La parte civile aveva chiesto e ottenuto dal gup Gigi Omar Modica il sequestro del 50 per cento di due immobili: una villa e un appartamento che si trovano ad Agrigento per un valore di 250 mila euro

Vincenzo Caruso

Confermato dal tribunale del Riesame di Caltanissetta il sequestro di una parte dei beni riconducibili al dirigente del Genio civile, Vincenzo Caruso, 66 anni, di Agrigento. Lo scrive oggi il quotidiano La Sicilia. Il "caso" è quello relativo alla tentata concussione nei confronti di un imprenditore di San Cataldo, già costituitosi parte civile nel processo. Proprio la parte civile aveva chiesto e ottenuto dal gup Gigi Omar Modica il sequestro del 50 per cento di due immobili: una villa e un appartamento che si trovano ad Agrigento per un valore di 250 mila euro. 

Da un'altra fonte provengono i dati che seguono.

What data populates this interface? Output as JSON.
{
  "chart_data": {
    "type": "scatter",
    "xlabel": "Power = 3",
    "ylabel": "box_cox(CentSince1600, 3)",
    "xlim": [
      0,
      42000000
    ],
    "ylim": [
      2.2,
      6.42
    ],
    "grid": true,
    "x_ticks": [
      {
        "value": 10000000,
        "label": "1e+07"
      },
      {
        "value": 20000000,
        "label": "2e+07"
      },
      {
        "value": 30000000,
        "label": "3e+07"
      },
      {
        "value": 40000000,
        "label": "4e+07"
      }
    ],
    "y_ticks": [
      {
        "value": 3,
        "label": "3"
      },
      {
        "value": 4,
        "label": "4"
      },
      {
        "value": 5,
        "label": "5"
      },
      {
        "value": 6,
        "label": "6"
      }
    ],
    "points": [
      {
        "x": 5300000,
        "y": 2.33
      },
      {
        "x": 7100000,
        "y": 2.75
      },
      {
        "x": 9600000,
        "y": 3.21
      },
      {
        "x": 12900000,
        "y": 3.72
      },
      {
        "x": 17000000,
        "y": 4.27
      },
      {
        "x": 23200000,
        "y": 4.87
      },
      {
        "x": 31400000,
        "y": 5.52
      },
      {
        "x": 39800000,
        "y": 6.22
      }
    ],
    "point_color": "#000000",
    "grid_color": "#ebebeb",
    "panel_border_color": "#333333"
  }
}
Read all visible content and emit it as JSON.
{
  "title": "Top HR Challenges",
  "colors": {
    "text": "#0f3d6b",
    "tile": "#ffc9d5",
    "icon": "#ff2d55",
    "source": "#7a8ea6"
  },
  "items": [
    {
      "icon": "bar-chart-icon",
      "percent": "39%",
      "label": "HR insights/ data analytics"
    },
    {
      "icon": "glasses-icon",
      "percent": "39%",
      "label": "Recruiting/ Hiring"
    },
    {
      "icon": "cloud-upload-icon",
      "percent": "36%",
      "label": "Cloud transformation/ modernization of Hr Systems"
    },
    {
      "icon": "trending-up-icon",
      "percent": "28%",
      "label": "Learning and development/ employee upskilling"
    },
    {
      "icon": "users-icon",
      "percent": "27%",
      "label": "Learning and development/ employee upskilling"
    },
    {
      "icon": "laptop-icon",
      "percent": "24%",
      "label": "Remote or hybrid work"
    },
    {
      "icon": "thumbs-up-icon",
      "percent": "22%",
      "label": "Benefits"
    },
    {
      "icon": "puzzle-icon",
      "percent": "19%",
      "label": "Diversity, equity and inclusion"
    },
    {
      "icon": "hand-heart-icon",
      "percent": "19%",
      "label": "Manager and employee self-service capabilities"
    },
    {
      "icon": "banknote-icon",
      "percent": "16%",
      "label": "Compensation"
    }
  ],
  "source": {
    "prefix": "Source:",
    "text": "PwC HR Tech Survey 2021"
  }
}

L'avvocato Salvatore Baglio che rappresenta l'imprenditore di San Cataldo aveva chiesto il sequestro dei beni come risarcimento. 

"Pretendeva tangente per non ostacolare appalto", revocati domiciliari a funzionario Genio Civile

Caruso era stato arrestato, dai carabinieri, il 27 maggio del 2020. Caruso, ex direttore della biblioteca museo "Luigi Pirandello" di Agrigento ed ex soprintendente ai Beni culturali di Caltanissetta, nella qualità di dirigente responsabile dell'unità operativa del Genio Civile di Caltanissetta, che si occupa di edilizia, avrebbe fatto pressioni su un imprenditore per costringerlo a pagargli una tangente, dapprima di 70mila euro e poi, dopo una sorta di rinegoziazione, di 15mila. L'imprenditore si era aggiudicato un appalto per la manutenzione di un tratto stradale di Acquaviva Platani.